La question juridique n'est qu'un aspect, le débat social, culturel, historique de l'Église et théologique en est un autre. Le tribunal a également donné à l'église un indice sur le chemin du verdict. On devrait discuter socialement si une église «basée sur la croyance en Jésus-Christ, un Juif, ne court pas le risque de perdre sa crédibilité en restant fidèle à l'image d'une« truie juive »dans l'une de ses églises les plus importantes. Cependant, cette discussion doit être menée dans la société et ne justifie pas en soi le droit du demandeur de faire renvoyer le défendeur. "

Acceptation requise

Et cette discussion a non seulement commencé récemment, mais avec une clarté croissante. Le nombre de voix, quel que soit le jugement du tribunal, parle d'une diminution, est en augmentation. Cela comprend celui du commissaire à l'antisémitisme du gouvernement fédéral, Felix Klein. Au lieu de l'allégement, un tableau d'affichage devrait être attaché, d'où l'on peut voir que << en supprimant le 'Judensau', l'Église évangélique contribue de manière visible à vaincre l'anti-judaïsme et l'antisémitisme '', a déclaré Klein au réseau éditorial Allemagne en octobre de l'année dernière. Selon lui, le relief appartient «au musée». Il devrait y être "fourni avec un texte explicatif".

Des représentants de haut rang de l'Église évangélique ont également fait des déclarations similaires. Annette Kurschus, vice-présidente de l'EKD, présidente de l'église d'État de Westphalie, a déclaré dans une interview au magazine ZDF à l'heure du déjeuner le jour de la Réforme: "Nous devrions en fait interdire tout ce qui pourrait promouvoir l'antisémitisme auprès du public". Les praes du Synode EKD Irmgard Schwaetzer ont déclaré selon epd lors d'un événement de discussion sur le sujet en mai à Wittenberg que l'inscription ajoutée était une "intervention massive et changeante" et exprimait "une haine pure des Juifs". "Nous devons agir à nouveau aujourd'hui sur ce nouveau contenu ajouté", a expliqué Schwaetzer.

L'évêque régional de l'Église évangélique d'Allemagne centrale, Friedrich Kramer, a également parlé dans une interview à Zeitzeichen d'une diminution de l'allégement, qu'il avait déjà proposé en vue de l'anniversaire de la Réforme 2017. Il apprécie expressément le monument dans sa forme actuelle et la paroisse, qui "a été la première en Europe à faire face à un tel soulagement dans leur église d'une manière très artistique ". Le monument dans sa forme actuelle est dialectique dans le style classique des années 1980 et représente un antisémitisme profondément enraciné dans le bon sens. Mais cette dialectique ne fonctionne plus aujourd'hui, "les choses se tiennent côte à côte." En outre, il n'y a eu aucune plainte au cours des dernières décennies ou des poursuites intentées par des Juifs. "C'est différent maintenant, et cela ne peut pas nous laisser froid."
De plus, le mémorial laisse des questions sans réponse, ne considérez pas l'aspect luthérien du plastique abusif. Il s'agit «d'une expression d'un sermon anti-judaïque massif et non d'un monument culturel. Par conséquent, la truie doit être enlevée, mais ne pas disparaître dans le musée, mais devenir une partie d'un mémorial plus développé devant l'église. La conception exacte devrait être définie dans un processus plus long dans lequel l'artiste, la communauté et la communauté juive sont impliquées. "Cela peut être un processus passionnant."

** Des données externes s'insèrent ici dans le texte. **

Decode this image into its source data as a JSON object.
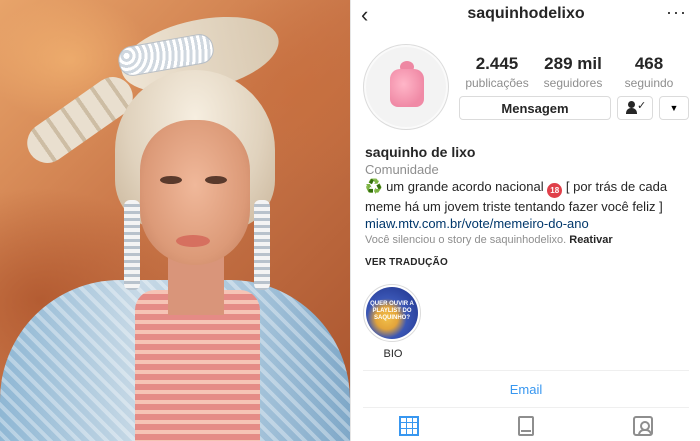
{
  "header": {
    "back_icon": "chevron-left-icon",
    "username": "saquinhodelixo",
    "more_icon": "ellipsis-icon"
  },
  "avatar": {
    "icon": "pink-trash-bag-icon"
  },
  "stats": [
    {
      "value": "2.445",
      "label": "publicações"
    },
    {
      "value": "289 mil",
      "label": "seguidores"
    },
    {
      "value": "468",
      "label": "seguindo"
    }
  ],
  "actions": {
    "message_label": "Mensagem",
    "following_icon": "person-check-icon",
    "dropdown_icon": "triangle-down-icon"
  },
  "bio": {
    "name": "saquinho de lixo",
    "category": "Comunidade",
    "recycle_glyph": "♻️",
    "line1_a": "um grande acordo nacional",
    "badge": "18",
    "line1_b": "[ por trás de cada meme há um jovem triste tentando fazer você feliz ]",
    "link": "miaw.mtv.com.br/vote/memeiro-do-ano",
    "muted_text": "Você silenciou o story de saquinhodelixo.",
    "muted_action": "Reativar",
    "translate": "VER TRADUÇÃO"
  },
  "highlights": [
    {
      "label": "BIO",
      "cover_text": "QUER OUVIR A PLAYLIST DO SAQUINHO?"
    }
  ],
  "contact": {
    "email_label": "Email"
  },
  "tabs": [
    {
      "name": "grid",
      "icon": "grid-icon",
      "active": true
    },
    {
      "name": "feed",
      "icon": "feed-icon",
      "active": false
    },
    {
      "name": "tagged",
      "icon": "tagged-icon",
      "active": false
    }
  ],
  "colors": {
    "link_blue": "#3897f0",
    "link_dark": "#00376b",
    "muted_gray": "#8e8e8e",
    "bag_pink": "#f08aa6"
  }
}
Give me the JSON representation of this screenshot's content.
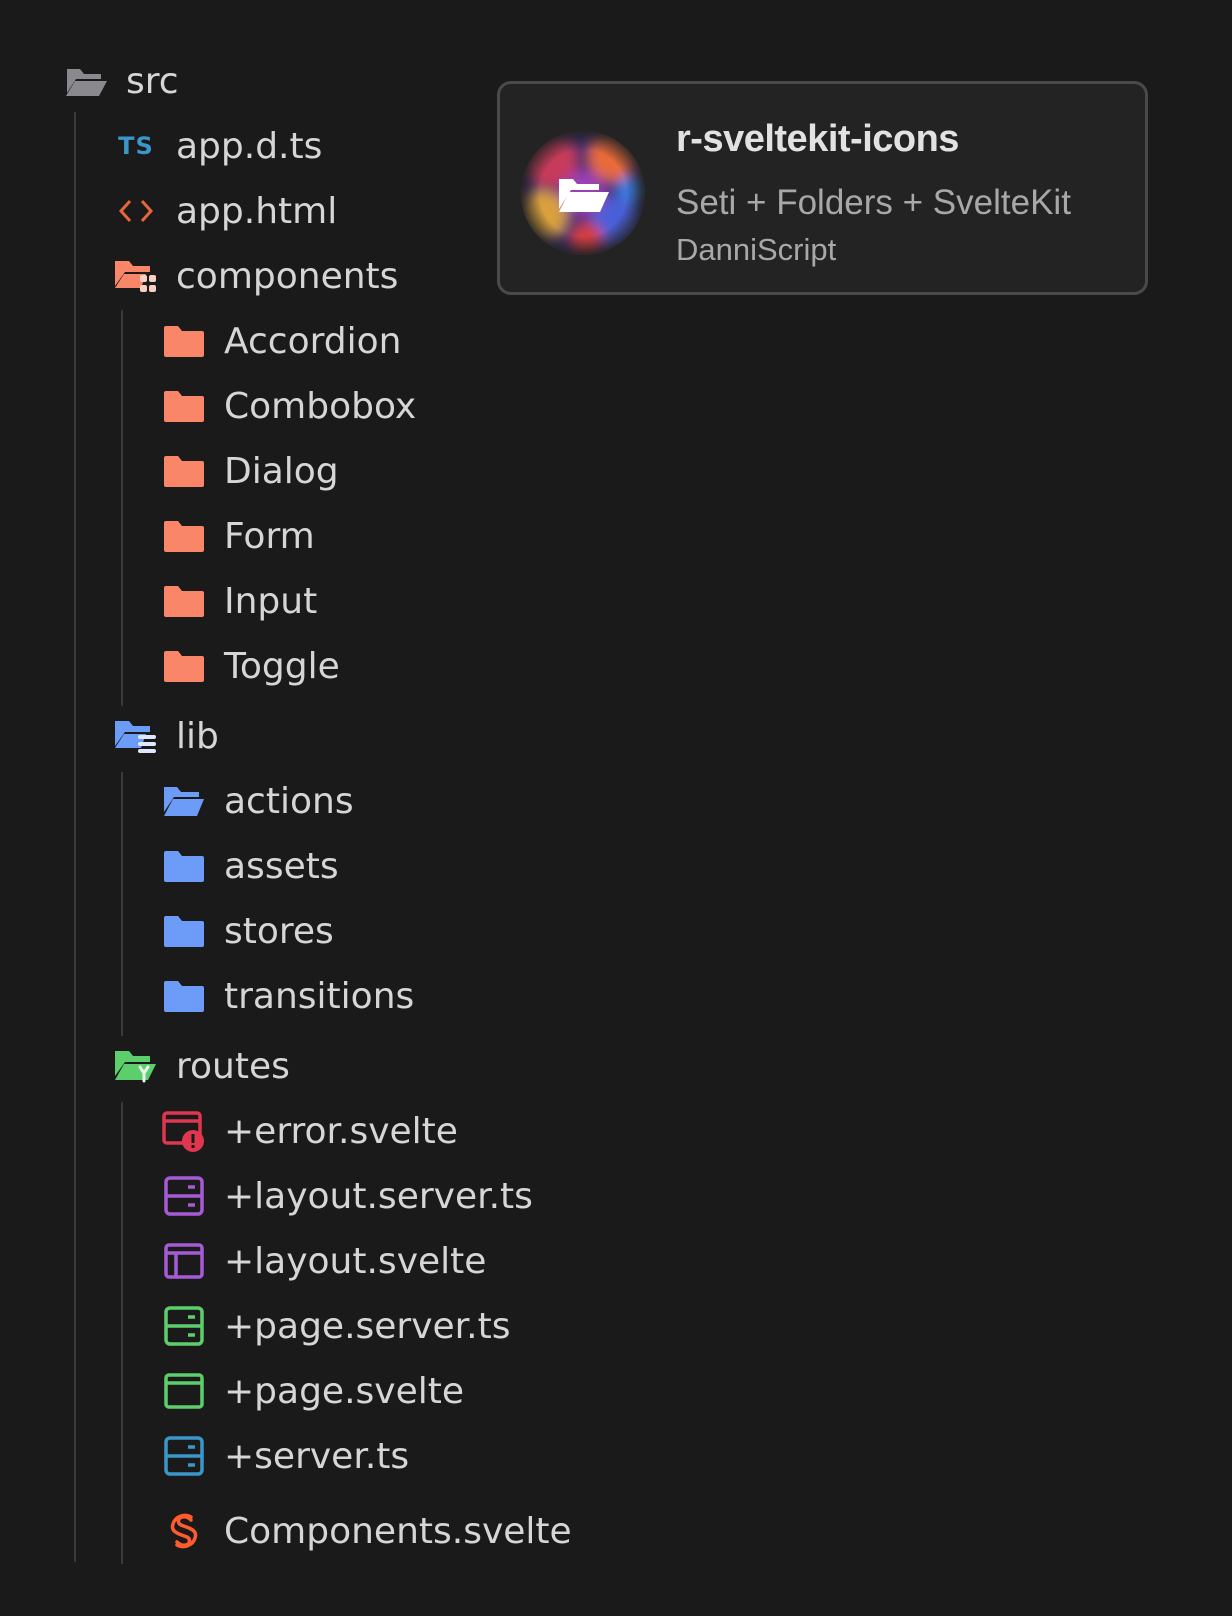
{
  "explorer": {
    "root": {
      "label": "src",
      "icon": "folder-open-icon"
    },
    "src_files": [
      {
        "label": "app.d.ts",
        "icon": "typescript-icon",
        "badge": "TS"
      },
      {
        "label": "app.html",
        "icon": "html-code-icon"
      }
    ],
    "components": {
      "label": "components",
      "icon": "components-folder-icon",
      "children": [
        "Accordion",
        "Combobox",
        "Dialog",
        "Form",
        "Input",
        "Toggle"
      ]
    },
    "lib": {
      "label": "lib",
      "icon": "lib-folder-icon",
      "children": [
        "actions",
        "assets",
        "stores",
        "transitions"
      ]
    },
    "routes": {
      "label": "routes",
      "icon": "routes-folder-icon",
      "children": [
        {
          "label": "+error.svelte",
          "icon": "error-page-icon"
        },
        {
          "label": "+layout.server.ts",
          "icon": "layout-server-icon"
        },
        {
          "label": "+layout.svelte",
          "icon": "layout-icon"
        },
        {
          "label": "+page.server.ts",
          "icon": "page-server-icon"
        },
        {
          "label": "+page.svelte",
          "icon": "page-icon"
        },
        {
          "label": "+server.ts",
          "icon": "server-icon"
        },
        {
          "label": "Components.svelte",
          "icon": "svelte-icon"
        }
      ]
    }
  },
  "extension_card": {
    "name": "r-sveltekit-icons",
    "description": "Seti + Folders + SvelteKit",
    "author": "DanniScript",
    "logo_icon": "folder-open-icon"
  },
  "colors": {
    "background": "#1a1a1b",
    "text": "#d6d6d6",
    "components_folder": "#f98668",
    "lib_folder": "#6d9cf8",
    "routes_folder": "#5ccf6c",
    "error": "#e0364f",
    "layout": "#a65ad6",
    "page": "#5ccf6c",
    "server": "#3b97c9",
    "svelte": "#ff5c2e"
  }
}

Mais si l'insulte au bas du mémorial devait être placée au niveau des yeux, ce serait "une idée effrayante", dit l'ancien pasteur de Wittenberg Keller. À sa place actuelle, la honte est à une distance spatiale de l'observateur, ce qui correspond à une distance historique. "Si nous amenions la truie au musée ou au niveau des yeux du spectateur, cette distance serait éliminée." Chaque nouvel élément détruirait le mémorial actuel. De plus, un tel héritage est la responsabilité de l'église et non d'un musée.

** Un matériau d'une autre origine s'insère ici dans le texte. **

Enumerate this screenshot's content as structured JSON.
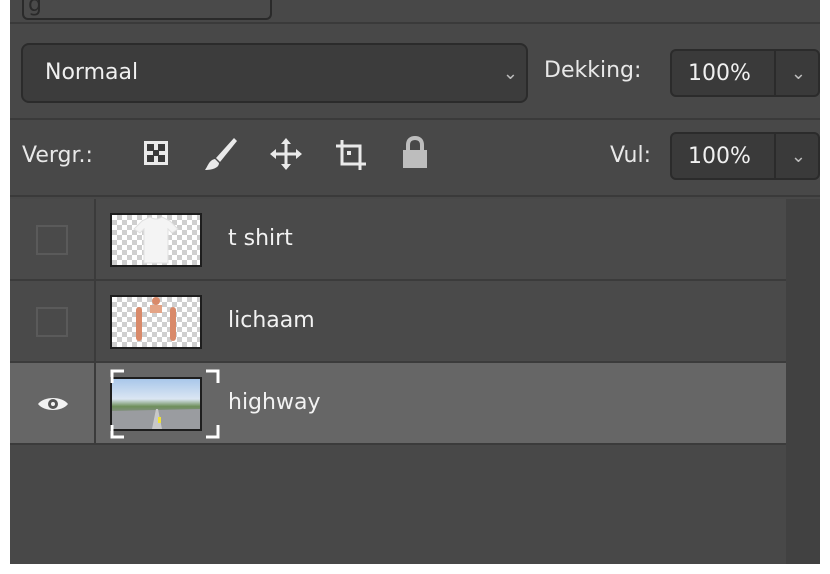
{
  "top": {
    "partial_label": "g"
  },
  "blend": {
    "value": "Normaal"
  },
  "opacity": {
    "label": "Dekking:",
    "value": "100%"
  },
  "lock": {
    "label": "Vergr.:",
    "icons": [
      "lock-transparent-pixels-icon",
      "lock-image-pixels-icon",
      "lock-position-icon",
      "lock-artboard-icon",
      "lock-all-icon"
    ]
  },
  "fill": {
    "label": "Vul:",
    "value": "100%"
  },
  "layers": [
    {
      "name": "t shirt",
      "visible": false,
      "thumbnail": "tshirt-thumbnail",
      "selected": false
    },
    {
      "name": "lichaam",
      "visible": false,
      "thumbnail": "body-thumbnail",
      "selected": false
    },
    {
      "name": "highway",
      "visible": true,
      "thumbnail": "highway-thumbnail",
      "selected": true
    }
  ],
  "colors": {
    "panel": "#484848",
    "selected_row": "#666666",
    "field_bg": "#3a3a3a",
    "text": "#f0f0f0"
  }
}
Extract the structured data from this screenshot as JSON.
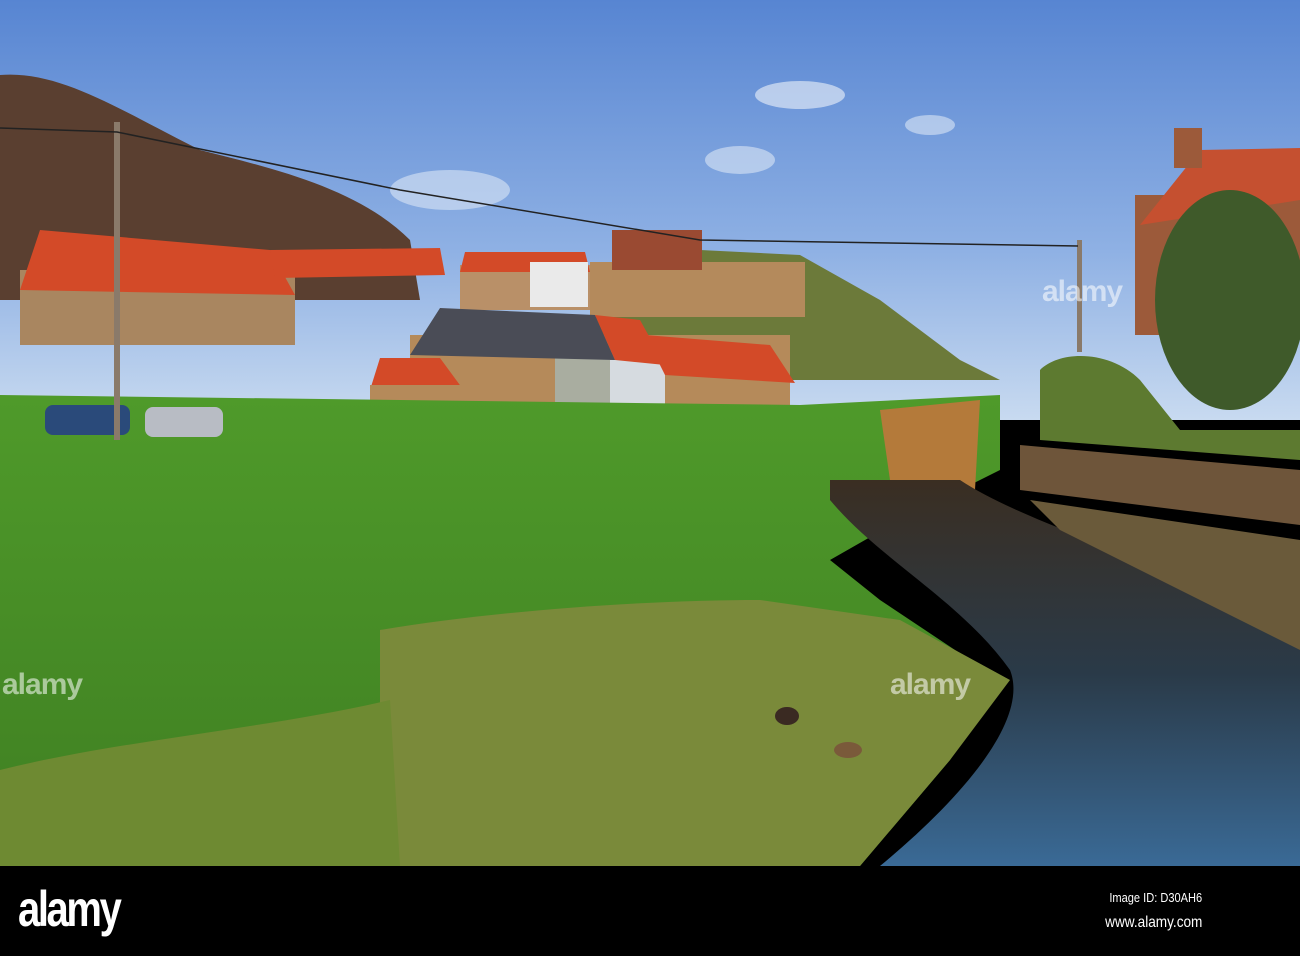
{
  "photo": {
    "subject": "village-stream-scene",
    "colors": {
      "sky_top": "#5b8ad4",
      "sky_horizon": "#c3d6ef",
      "grass": "#4f9a2a",
      "roof": "#d8492a",
      "stone": "#b58a5a",
      "water": "#1e3344"
    }
  },
  "watermark": {
    "text": "alamy"
  },
  "footer": {
    "logo": "alamy",
    "image_id": "Image ID: D30AH6",
    "url": "www.alamy.com"
  }
}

"Ce n'est pas une majorité dans la paroisse", explique Johannes Block, pasteur à l'église de la ville de Wittenberg depuis 2011, concernant une éventuelle diminution des secours. Et la plainte, qui le demande, a renforcé cette attitude parmi de nombreux membres de la communauté. Parce que cela met la paroisse dans une position comme si elle était le client ou l'avocat du plastique. «Nous souffrons autant de plastique que le plaignant», explique Block. L'allégement est une partie difficile d'un héritage, mais il ne doit pas être refusé. «Selon la compréhension judéo-chrétienne, il n'y a pas d'histoire parfaitement parfaite. Mais il y a le pouvoir du pardon et de la réconciliation qui transforme le mal en bien. »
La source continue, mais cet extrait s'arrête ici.